Os estudantes relataram ainda a falta de psicólogo e assistente social, ausência de livros, cadernos e outros materiais didáticos. A merenda escolar, servida por volta das 19h, não inclui frutas e não é previamente divulgada aos alunos, que nunca foram ouvidos por nutricionista sobre restrições alimentares ou aceitabilidade das refeições. O único bebedouro disponível estava com vazamento e em péssimo estado, levando alunos e professores a trazerem água de casa ou a adquirirem água mineral por conta própria.

As condições dos banheiros são igualmente críticas: portas quebradas, vasos sem assentos, ausência de papel e sabão. Durante as chuvas, alguns espaços do prédio alagam. A escola também não oferece cursos profissionalizantes, computadores ou materiais básicos de trabalho para os professores, que ainda arcam com custos de internet por conta própria. Não há acompanhamento para estudantes com deficiência física.
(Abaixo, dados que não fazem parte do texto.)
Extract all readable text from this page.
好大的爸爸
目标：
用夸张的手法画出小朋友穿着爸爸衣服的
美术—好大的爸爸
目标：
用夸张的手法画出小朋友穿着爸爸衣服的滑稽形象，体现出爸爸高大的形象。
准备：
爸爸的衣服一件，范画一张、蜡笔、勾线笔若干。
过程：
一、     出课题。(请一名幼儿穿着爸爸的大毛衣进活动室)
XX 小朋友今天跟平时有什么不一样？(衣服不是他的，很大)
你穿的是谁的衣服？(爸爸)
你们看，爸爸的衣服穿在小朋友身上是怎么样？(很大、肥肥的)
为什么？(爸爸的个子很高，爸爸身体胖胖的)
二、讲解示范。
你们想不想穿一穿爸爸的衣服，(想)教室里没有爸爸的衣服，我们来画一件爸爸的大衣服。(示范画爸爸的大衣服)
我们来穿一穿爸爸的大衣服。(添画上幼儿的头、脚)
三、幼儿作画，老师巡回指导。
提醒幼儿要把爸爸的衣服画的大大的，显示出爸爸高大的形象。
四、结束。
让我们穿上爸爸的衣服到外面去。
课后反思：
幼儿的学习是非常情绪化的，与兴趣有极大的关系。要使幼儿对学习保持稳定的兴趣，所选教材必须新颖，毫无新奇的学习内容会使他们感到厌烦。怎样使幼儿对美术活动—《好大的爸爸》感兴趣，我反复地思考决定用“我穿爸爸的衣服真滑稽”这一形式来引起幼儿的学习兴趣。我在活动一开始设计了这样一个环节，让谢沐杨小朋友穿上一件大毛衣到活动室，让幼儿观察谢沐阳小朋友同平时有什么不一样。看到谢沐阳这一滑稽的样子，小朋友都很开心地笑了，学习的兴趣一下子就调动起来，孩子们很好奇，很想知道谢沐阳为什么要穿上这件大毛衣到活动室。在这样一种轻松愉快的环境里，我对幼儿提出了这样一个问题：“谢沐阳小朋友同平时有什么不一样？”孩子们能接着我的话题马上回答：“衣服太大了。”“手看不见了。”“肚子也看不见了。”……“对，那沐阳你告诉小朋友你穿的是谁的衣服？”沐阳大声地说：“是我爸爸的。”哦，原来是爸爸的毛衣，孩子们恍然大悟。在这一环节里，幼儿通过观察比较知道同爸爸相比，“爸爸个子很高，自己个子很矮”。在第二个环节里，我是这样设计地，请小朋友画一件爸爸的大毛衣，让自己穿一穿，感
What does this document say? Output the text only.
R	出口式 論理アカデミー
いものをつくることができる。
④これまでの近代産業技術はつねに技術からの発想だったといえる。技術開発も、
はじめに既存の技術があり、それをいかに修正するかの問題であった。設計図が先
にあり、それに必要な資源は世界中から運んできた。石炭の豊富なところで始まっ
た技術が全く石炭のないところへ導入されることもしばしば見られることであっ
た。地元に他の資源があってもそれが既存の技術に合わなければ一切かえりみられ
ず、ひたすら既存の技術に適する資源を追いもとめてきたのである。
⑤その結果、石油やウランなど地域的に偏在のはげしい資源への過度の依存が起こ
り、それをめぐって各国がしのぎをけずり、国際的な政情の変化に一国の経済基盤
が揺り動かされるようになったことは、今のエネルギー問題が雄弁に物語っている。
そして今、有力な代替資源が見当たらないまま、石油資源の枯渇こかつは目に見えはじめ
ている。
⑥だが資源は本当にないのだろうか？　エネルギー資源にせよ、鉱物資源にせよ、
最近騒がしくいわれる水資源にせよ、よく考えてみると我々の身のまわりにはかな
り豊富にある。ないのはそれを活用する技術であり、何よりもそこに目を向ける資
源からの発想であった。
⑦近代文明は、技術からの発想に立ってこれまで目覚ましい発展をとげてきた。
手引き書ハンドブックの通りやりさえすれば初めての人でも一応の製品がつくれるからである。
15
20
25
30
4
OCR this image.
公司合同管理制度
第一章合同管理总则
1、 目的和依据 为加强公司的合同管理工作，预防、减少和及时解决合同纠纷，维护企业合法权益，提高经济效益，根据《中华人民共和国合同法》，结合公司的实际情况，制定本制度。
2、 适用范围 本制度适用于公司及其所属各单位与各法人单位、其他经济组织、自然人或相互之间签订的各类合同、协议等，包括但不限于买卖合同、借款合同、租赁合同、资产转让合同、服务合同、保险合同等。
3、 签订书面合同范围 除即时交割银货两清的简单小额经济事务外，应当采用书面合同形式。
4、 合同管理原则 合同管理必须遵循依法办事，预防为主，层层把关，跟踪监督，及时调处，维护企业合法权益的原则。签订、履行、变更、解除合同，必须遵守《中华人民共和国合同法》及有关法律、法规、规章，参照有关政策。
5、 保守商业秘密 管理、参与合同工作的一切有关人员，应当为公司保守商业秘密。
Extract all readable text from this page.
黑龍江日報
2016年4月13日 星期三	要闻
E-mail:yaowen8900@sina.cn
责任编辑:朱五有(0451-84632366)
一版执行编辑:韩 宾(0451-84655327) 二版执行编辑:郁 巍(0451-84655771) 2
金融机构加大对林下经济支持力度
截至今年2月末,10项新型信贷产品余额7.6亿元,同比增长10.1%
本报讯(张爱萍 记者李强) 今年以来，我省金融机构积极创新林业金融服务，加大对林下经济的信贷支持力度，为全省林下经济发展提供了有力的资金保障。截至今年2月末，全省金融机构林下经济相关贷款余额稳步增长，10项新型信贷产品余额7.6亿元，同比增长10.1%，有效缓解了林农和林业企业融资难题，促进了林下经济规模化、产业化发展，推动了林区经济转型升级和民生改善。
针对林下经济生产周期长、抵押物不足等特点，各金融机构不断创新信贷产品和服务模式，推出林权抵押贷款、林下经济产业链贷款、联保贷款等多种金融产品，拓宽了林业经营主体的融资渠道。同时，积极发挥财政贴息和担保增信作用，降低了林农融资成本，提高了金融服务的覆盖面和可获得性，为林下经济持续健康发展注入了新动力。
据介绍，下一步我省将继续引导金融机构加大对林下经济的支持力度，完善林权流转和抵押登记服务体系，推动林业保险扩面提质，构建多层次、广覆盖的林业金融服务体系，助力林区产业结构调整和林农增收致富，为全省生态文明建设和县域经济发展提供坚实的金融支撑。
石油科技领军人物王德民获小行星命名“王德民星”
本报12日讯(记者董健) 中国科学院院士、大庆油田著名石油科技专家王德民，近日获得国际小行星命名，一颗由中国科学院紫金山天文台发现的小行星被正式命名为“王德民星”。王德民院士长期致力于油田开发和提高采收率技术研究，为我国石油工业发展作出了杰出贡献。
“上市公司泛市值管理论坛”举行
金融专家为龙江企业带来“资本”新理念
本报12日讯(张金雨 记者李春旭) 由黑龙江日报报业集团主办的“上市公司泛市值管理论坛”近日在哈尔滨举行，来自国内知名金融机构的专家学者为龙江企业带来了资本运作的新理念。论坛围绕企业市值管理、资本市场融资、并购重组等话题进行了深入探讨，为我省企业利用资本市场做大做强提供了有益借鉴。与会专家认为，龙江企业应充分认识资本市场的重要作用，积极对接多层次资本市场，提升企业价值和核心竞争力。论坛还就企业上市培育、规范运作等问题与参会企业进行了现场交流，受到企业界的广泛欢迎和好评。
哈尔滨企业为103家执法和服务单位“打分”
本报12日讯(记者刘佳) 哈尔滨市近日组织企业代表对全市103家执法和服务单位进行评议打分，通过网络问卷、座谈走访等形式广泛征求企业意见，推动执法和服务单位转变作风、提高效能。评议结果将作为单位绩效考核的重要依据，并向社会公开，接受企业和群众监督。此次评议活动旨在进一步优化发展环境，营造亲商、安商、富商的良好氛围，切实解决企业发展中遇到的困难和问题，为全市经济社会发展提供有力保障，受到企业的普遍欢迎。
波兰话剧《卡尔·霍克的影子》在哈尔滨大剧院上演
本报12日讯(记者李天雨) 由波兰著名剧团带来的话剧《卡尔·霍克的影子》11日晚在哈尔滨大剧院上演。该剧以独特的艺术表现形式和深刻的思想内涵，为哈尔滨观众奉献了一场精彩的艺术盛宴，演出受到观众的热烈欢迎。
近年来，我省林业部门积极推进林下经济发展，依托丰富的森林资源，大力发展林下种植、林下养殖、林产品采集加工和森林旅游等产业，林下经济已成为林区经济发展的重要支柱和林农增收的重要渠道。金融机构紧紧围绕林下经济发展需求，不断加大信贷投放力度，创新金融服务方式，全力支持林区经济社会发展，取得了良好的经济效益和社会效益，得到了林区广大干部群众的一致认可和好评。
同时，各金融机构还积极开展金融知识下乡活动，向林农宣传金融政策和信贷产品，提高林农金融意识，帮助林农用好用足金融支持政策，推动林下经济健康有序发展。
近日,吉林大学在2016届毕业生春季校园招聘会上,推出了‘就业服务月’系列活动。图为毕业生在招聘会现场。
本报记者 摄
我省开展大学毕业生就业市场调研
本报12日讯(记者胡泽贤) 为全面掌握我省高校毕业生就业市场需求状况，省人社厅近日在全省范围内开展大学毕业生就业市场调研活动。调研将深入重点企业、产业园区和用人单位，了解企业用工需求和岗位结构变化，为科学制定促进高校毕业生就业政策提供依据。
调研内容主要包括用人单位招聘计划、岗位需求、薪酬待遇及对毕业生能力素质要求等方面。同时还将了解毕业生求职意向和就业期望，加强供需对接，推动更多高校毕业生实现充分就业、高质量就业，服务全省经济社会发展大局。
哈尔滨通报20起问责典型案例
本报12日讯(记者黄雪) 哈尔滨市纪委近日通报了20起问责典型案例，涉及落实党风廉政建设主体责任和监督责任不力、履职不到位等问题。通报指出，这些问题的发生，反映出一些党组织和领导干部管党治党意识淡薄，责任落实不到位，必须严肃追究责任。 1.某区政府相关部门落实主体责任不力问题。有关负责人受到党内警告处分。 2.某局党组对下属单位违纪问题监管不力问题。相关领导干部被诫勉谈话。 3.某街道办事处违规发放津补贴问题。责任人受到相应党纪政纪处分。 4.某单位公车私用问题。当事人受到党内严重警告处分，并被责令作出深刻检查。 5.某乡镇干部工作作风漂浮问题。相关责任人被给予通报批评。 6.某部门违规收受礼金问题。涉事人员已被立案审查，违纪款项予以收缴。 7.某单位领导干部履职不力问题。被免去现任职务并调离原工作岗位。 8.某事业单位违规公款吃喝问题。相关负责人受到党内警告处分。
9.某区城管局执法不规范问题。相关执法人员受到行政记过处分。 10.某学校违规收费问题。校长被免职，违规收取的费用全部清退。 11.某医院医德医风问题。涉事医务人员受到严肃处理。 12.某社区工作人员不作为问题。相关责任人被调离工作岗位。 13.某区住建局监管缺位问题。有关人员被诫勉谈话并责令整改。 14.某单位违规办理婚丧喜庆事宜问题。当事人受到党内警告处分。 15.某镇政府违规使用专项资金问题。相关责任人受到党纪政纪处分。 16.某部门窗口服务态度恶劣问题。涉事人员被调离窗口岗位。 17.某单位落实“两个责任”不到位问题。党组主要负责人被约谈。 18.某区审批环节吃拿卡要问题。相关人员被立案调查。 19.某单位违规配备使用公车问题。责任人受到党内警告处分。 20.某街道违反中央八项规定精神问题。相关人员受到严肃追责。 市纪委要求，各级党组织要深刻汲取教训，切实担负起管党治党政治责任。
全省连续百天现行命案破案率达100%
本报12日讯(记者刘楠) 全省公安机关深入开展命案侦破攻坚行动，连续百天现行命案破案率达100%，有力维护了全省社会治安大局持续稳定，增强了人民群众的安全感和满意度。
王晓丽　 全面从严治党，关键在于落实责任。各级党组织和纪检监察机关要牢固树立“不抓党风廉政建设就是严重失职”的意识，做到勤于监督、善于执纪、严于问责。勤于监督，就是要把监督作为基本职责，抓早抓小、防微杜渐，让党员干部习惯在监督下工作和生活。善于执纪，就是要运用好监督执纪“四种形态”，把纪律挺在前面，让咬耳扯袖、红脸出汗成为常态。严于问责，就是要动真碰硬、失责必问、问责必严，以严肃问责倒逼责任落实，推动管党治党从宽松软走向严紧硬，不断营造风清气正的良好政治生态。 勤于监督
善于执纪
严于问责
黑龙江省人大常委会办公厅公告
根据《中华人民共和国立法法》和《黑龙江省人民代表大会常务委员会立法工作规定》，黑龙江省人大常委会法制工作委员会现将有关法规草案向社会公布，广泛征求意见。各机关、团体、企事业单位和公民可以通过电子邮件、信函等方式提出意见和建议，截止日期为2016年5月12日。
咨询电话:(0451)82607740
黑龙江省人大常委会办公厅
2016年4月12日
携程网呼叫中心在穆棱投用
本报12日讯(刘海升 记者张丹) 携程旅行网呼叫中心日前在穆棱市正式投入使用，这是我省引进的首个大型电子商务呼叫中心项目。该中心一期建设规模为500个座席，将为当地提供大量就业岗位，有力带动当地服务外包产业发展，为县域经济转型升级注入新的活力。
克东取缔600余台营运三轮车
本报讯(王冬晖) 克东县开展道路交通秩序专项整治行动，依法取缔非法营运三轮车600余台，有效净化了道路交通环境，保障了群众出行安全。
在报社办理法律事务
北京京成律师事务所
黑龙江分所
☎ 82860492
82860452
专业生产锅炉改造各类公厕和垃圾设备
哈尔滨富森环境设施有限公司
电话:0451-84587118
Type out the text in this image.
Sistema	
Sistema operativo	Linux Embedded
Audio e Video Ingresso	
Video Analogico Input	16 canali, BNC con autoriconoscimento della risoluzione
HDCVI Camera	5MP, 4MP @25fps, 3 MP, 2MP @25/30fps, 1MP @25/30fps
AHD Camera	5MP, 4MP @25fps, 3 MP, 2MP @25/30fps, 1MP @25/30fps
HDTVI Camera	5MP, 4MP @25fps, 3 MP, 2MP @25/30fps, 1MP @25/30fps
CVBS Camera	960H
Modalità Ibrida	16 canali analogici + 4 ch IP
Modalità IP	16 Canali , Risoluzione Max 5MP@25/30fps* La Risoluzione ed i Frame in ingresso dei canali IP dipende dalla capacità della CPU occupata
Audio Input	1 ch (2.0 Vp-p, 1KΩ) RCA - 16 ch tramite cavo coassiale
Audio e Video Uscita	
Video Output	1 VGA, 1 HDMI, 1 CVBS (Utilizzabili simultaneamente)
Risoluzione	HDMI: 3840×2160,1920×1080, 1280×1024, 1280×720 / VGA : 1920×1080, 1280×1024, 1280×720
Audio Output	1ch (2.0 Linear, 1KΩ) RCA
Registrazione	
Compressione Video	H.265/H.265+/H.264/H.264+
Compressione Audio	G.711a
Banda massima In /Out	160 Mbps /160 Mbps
Segundo a promotora Alexandra Beurlen, titular da 61ª Promotoria de Justiça da Capital (Defesa dos Direitos Humanos), “a situação mais grave dessa escola é a ausência de água potável, que compromete a saúde de todos. Além disso, faltam coberturas em alguns espaços do pátio, portas nos banheiros e móveis adequados na biblioteca e no refeitório”.

Foto: Assessoria

Diante das constatações, o MPAL deve expedir uma Recomendação Administrativa ao município de Maceió para a adoção de medidas corretivas. Caso o município não cumpra, poderá ser ajuizada uma Ação Civil Pública (ACP) para garantir a segurança e qualidade da educação aos alunos da EJAI.